Statistical mechanics is a subject for which it is very hard to pin down the conceptual foundations. To read a thermometer I need to be sure it has reached "thermal equilibrium" with the object being measured. But how do you define thermal equilibrium in terms of underlying mechanical ideas? How do we identify the mechanical systems to which the concept of temperature and thermal equilibrium can be meaningfully applied? See http://philsci-archive.pitt.edu/2691/1/UffinkFinal.pdf We would be accusing statistical mechanics of 'mathiness' were it not the case that we know how to make it work for very many systems of practical interest. The main problem with economics is that it does not work as often.

[Mattasher]

Good points. I think the hidden terms here are "ratio variables" vs "interval variables". It's not obvious that 200 degrees (Kelvin) is twice as hot as 100 degrees. But almost everyone is going to agree that water at 300K feels hotter than water at 280K (though this may not work across materials, as you note).

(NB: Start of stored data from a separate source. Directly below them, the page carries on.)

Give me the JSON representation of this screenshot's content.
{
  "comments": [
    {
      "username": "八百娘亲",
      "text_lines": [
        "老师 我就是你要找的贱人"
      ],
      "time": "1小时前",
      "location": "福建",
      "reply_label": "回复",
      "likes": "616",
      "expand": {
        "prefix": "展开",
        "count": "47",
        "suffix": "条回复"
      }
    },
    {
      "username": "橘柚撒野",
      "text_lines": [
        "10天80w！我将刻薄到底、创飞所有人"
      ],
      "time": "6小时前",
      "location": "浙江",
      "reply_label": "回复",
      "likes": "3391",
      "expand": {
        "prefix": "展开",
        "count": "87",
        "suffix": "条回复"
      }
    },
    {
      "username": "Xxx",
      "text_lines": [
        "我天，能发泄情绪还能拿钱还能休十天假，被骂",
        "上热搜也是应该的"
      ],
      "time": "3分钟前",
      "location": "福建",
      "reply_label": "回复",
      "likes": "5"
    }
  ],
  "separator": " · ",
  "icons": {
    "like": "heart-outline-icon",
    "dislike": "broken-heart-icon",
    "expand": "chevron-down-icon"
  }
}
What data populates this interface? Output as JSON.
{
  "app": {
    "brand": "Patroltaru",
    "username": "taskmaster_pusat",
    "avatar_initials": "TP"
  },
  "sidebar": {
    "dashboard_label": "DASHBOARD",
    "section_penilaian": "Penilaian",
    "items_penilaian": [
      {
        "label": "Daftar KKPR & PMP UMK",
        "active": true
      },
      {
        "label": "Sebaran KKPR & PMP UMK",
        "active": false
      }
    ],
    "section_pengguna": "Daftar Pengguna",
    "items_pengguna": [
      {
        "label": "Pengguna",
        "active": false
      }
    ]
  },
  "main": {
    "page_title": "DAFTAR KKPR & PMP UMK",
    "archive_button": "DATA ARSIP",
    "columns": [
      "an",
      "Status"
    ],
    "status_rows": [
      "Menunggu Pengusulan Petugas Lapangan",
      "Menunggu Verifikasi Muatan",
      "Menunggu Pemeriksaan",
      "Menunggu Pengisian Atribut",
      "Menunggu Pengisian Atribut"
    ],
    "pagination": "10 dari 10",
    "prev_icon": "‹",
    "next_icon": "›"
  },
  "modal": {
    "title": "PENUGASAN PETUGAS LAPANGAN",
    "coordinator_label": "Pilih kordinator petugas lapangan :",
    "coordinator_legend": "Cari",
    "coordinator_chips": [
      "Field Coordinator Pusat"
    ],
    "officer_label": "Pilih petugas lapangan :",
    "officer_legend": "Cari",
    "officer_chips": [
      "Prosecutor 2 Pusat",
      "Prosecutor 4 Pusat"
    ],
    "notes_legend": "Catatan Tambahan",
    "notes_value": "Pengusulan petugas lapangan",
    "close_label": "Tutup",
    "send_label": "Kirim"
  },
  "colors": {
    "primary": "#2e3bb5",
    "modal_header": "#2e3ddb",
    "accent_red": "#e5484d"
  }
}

What we can do with our temperature scale is build a model that says every time we convert n liters of oil into heat and direct it at x liters of water we get a change of temperature of y degrees. Reliably, and with small margin of error.

We can't do this with GPD, and if we declare that a 10% increase in education spending will lead to a 5% increase in GDP over 15 years, we don't have a testable scientific model, we have a guess based on our interpretation of extremely messy data.